# Any luck spraying arm r seal



## tturner (Nov 5, 2012)

I've found this stuff to be my one, go to finish now. I usually wipe on and gotten great results. Today I sprayed it on a walnut bathroom cabinet I made. It appears to be slow at drying but looks glassy-smooth so far. I'll finish it with oooo steel wool and paste wax. What were your results?

Isn't finishing sometimes the most dreaded, but potentially rewarding part of our passion??


----------



## NiteWalker (May 7, 2011)

It wasn't meant to be sprayed; in general oil based products are a PITA to spray and not worth the effort.

I have gotten rustoleum oil based enamels to spray by thinning with ms a bit, bit If I need to do that again I'll just use rattle cans.


----------



## Finisherman (May 3, 2013)

I wouldn't have considered spraying Arm R Seal, simply because it is so slow drying, If it works for you though, then more power to you, as they say. I'm a little bit different where finishing is concerned. I love it.


----------



## Tkf (Feb 14, 2013)

I love finishing. Especially because I'm a finisher by trade.

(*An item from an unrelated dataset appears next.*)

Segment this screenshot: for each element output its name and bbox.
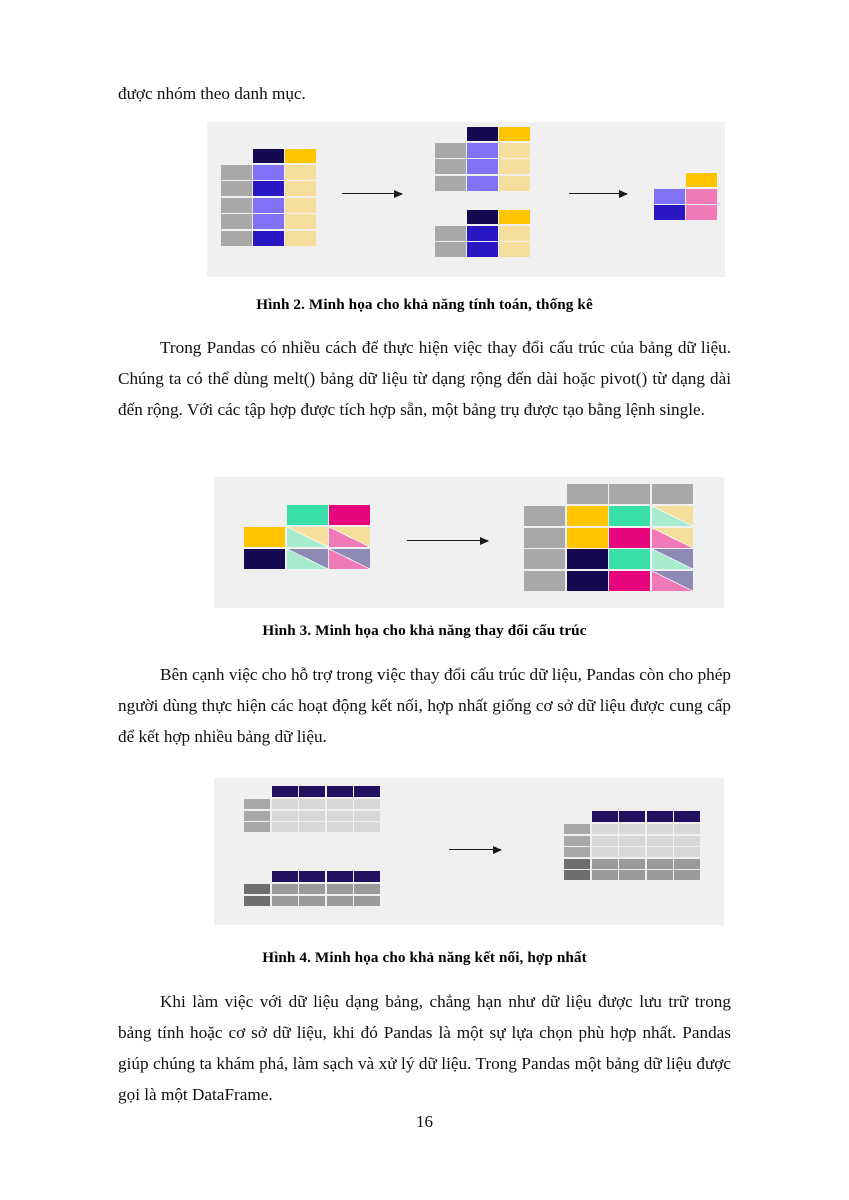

You can spray everything if you thin it correctly. And it sounds like it's working great for you.


----------



## RussellAP (Feb 21, 2012)

I agree that it's pretty much the best thing out there for hardwood. I guess if you have a large area spraying would work, but it's basically a wipe on product. It really doesn't need any wax either. Especially within a month or so after you apply it, needs time to cure and gas off.


----------